Selbst wenn die Steuerlast gleich bliebe: Ein schlüssiges Mehrwertsteuersystem, eine Anpassung der Steuerprogression (etwa, indem die Grenze für den Spitzensteuersatz deutlich nach oben geschoben wird und der als Kompensation erhöht wird), um kalte Progression und Mittelstandsbauch anzugehen, ist unter dem Dogma »keine einzige Steuer erhöhen« nicht möglich. – Und jetzt kopflos und unsystematisch die Kapitalertragssteuer zu erhöhen wirkt auch nicht nach durchdachtem Konzept hin zu einem einfacheren System.

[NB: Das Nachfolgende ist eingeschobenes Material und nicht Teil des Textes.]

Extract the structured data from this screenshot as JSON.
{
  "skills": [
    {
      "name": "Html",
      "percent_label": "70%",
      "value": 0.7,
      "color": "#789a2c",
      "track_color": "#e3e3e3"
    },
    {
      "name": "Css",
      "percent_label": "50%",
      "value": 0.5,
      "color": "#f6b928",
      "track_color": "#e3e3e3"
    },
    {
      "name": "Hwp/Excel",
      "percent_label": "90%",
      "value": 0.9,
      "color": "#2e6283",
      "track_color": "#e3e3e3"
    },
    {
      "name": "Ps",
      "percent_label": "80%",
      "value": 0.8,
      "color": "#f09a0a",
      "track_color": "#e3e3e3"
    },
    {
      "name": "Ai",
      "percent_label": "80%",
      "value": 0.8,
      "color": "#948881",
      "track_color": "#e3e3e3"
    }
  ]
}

Auch das Sparpaket lässt liberale Akzente vermissen. Wenigstens fiskalisch hätte es solide sein sollen und nicht derart auf Spekulationen gestützt gestaltet sein sollen. (Bundeswehrreform, Arbeitsvermittlung, nebulöse globale Minderausgaben in der Verwaltung werden über den Daumen gepeilt eingepreist). Dazu kommen fragwürdige Elemente wie das Fiskusprivileg bei Insolvenzen, das dazu führt, dass private Schuldner zugunsten des immer solventen Staates übergangen werden – nicht gerade Wirtschaftsförderung. Ob es so sinnvoll ist, aus dem Staatsunternehmen Bahn eine zusätzliche Dividende zu ziehen – Geld, das dann nicht für Investitionen zur Verfügung steht – ist auch fraglich.

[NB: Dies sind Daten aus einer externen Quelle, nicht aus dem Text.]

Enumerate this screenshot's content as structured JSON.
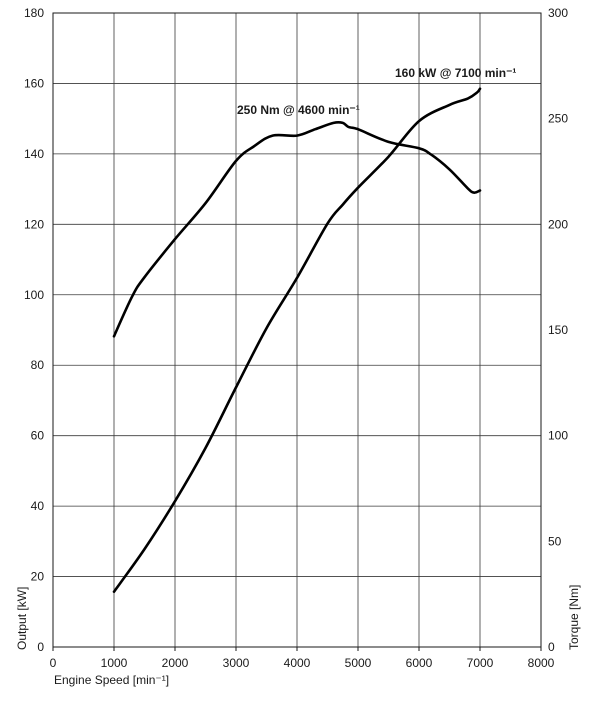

Und schließlich lässt es eine liberale Bewertung von Staatsaufgaben vermissen, etwa beim Elterngeld. Der Staat soll – und kann –, nicht versuchen die Gesellschaft zu steuern; hier trägt die FDP eine versuchte Steuerung mit und gibt ihr den Vorzug vor einer auch liberal gewollten Staatsaufgabe: der Sicherung des Existenzminimums. – Und warum soll das Berliner Stadtschloss aufzubauen Staatsaufgabe sein?

Es wäre freilich auch möglich, dass all das Methode hat, und die hidden agenda der Grauen Eminenzen der FDP ist, durch bizarre und unsystematische Regulierungen ein Klima zu schaffen, das die für den Übergang zum Agorismus benötigten Schwarzmärkte begünstigt.

Wenn das aber ernstgemeint ist: Dafür braucht’s die FDP nicht.

Crosspost von fxneumann.de.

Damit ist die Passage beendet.